Bruder Donald hat geschrieben:In welchen Schriften genau erläuter[t] er das?
Vornehmlich in seinen „Quaestiones Parisiensis“, die möglicherweise allesamt während seiner ersten Pariser Lehrtätigkeit 1302/03 entstanden. Das Verfahren dort ist eine reduktive Analyse, nach der das komplexe, bewegliche, veränderliche und vielheitliche Sein(ende) auf ein Einfaches, Unbewegliches, Invariantes und Einheitliches zurückgeführt wird. Dies aber ist die göttliche Vernunft. Wie sie genau beschaffen ist und all das folgt.
Das, was Meister Eckhart als Universitätslehrer entwickelte, taucht bei ihm aber natürlich auch in andern Zusammenhängen auf – in seiner Schriftauslegung, in seinen Predigten –, ferner sind die Pariser Quaestionen komplementär zu dem zu sehen, was er in seinem Propositionenwerk entwickelte. Es geht ihm wohl letztlich um dasselbe, jedoch in anderer Hinsicht, mit einer andern Methode. Im Letztgenannten verfährt er, an Proklos angelehnt, more geometrico, geht also von allgemeinen Axiomen aus (also eher ein deduktives Vorgehen). In den Pariser Quaestionen dagegen ist die „resolutio“ die Methode der Wahl, die oben genannte (reduktive) Analyse (also eher ein induktives Vorgehen). Was er jeweils in diesen – etwas anachronistisch gesprochen – akademischen Schriften entwickelt, sind seine denkerischen Grundlagen, allerdings als die „Metaphysik des Lebemeisters“ (Theo Kobusch).
Ich persönlich würde damit (und mit seinen Schriftauslegungen) nicht anfangen, da man, selbst, wenn man nicht irgendetwas in die Schriften reinliest, also seinen eigenen Projektionen erliegt, noch immer größte Schwierigkeiten hat, sie zu verstehen, zumal als Teile eines Gesamtwerks.[*] In seinen Predigten und Unterweisungen wurde z. T. viel daraus verarbeitet.
Trisagion hat ja bereits etwas dazu gesagt:
Trisagion hat geschrieben:Er wollte mit seinen Worten Leute auf den rechten Weg bringen. Ein anderer Zugang zu seinen Werken ist ihm zuzuhören, als ob man Teil des Publikums gewesen wäre.

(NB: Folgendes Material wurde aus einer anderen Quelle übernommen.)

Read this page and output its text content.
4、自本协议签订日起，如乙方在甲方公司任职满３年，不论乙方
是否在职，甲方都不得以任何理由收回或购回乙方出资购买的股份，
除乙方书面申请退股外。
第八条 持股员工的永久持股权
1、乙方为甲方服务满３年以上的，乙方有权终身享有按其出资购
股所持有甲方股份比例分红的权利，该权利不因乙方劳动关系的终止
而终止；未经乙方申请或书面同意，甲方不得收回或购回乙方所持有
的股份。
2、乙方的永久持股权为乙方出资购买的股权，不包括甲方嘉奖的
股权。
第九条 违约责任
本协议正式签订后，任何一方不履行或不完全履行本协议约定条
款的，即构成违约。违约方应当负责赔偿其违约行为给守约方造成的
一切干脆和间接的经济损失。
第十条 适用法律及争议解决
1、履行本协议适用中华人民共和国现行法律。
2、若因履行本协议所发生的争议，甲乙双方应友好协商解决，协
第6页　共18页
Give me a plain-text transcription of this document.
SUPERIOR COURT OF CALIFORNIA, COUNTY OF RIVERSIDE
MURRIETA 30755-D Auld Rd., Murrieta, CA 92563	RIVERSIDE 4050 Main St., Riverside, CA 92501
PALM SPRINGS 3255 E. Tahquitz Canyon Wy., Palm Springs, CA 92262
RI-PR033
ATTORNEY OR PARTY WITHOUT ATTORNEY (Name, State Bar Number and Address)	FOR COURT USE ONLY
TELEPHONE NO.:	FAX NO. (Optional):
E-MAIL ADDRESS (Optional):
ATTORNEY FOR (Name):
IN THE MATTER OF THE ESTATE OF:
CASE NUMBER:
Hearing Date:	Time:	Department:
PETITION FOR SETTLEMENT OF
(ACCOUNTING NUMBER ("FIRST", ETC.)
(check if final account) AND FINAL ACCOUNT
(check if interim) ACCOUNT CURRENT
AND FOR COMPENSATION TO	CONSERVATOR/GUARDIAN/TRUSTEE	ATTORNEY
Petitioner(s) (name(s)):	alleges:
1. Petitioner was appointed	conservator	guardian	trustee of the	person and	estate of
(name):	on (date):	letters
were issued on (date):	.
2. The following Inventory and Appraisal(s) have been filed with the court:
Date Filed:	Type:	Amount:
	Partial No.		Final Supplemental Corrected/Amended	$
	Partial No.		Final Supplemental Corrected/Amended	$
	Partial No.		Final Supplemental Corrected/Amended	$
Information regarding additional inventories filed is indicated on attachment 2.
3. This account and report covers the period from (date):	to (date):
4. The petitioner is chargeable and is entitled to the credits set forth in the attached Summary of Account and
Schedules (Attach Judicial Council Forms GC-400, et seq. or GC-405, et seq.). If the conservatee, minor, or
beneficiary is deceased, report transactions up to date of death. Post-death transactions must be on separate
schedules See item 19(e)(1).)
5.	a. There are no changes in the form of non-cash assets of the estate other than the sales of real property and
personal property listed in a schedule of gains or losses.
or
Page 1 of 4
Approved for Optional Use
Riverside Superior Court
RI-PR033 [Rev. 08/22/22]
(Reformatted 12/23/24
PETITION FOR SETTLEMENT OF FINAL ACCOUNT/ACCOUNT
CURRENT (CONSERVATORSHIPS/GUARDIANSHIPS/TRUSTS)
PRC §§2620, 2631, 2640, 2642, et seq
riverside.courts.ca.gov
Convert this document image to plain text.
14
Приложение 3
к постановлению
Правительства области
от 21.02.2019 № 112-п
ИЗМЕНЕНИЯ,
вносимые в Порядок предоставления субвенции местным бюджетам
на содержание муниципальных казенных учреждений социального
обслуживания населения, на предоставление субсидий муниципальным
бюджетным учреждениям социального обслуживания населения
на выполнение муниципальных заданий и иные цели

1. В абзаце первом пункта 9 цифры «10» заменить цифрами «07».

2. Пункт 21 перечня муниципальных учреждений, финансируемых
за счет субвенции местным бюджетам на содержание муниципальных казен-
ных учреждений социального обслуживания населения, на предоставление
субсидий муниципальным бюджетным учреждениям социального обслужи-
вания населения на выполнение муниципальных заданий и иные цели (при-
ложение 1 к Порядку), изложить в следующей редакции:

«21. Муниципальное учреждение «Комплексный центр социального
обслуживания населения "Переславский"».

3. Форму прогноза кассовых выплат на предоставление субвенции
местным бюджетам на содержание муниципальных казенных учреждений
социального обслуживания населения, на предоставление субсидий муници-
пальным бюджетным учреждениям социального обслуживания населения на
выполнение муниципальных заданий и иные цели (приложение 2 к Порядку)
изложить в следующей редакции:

Gelegentlich muß man da ein bißchen Wissen mitbringen, damit man Dinge aus einer doch recht anderen Zeit nicht falsch versteht. Aber das hält sich in Grenzen, denn dies waren eben keine akademischen Veranstaltungen an der Universität von Paris.
Bruder Donald hat geschrieben:Trisagion hat ja schon paar Schriften angesprochen, hast auch eine Empfehlung?
Ich ich würde die Werkausgabe aus dem „Deutsche Klassiker Verlag“ empfehlen. Dort hat man Text und Übersetzung der Stuttgarter Ausgabe (ohne kritischen Apparat) von allem, was man als normaler Mensch benötigt. Die Stuttgarter bzw. kritische Gesamtausgabe dagegen bekommt man vollständig doch eher schwer (und nicht billig), benötigt man aber auch nicht. Es sei dann natürlich, man ist ein akademischer Eckhart-, Scholastik-, Philosophiegeschichte- oder Mystikforscher wie Professor McGinn und mag nicht ständig in die Bibliothek rennen. Es gibt dann sicher noch mal speziell ein paar Schriften, die man hervorheben könnte, wie z. B. die sehr früh entstandene (noch vor der Pariser Zeit) „Rede der unterscheidunge“. Diese ist höchst praktisch orientiert.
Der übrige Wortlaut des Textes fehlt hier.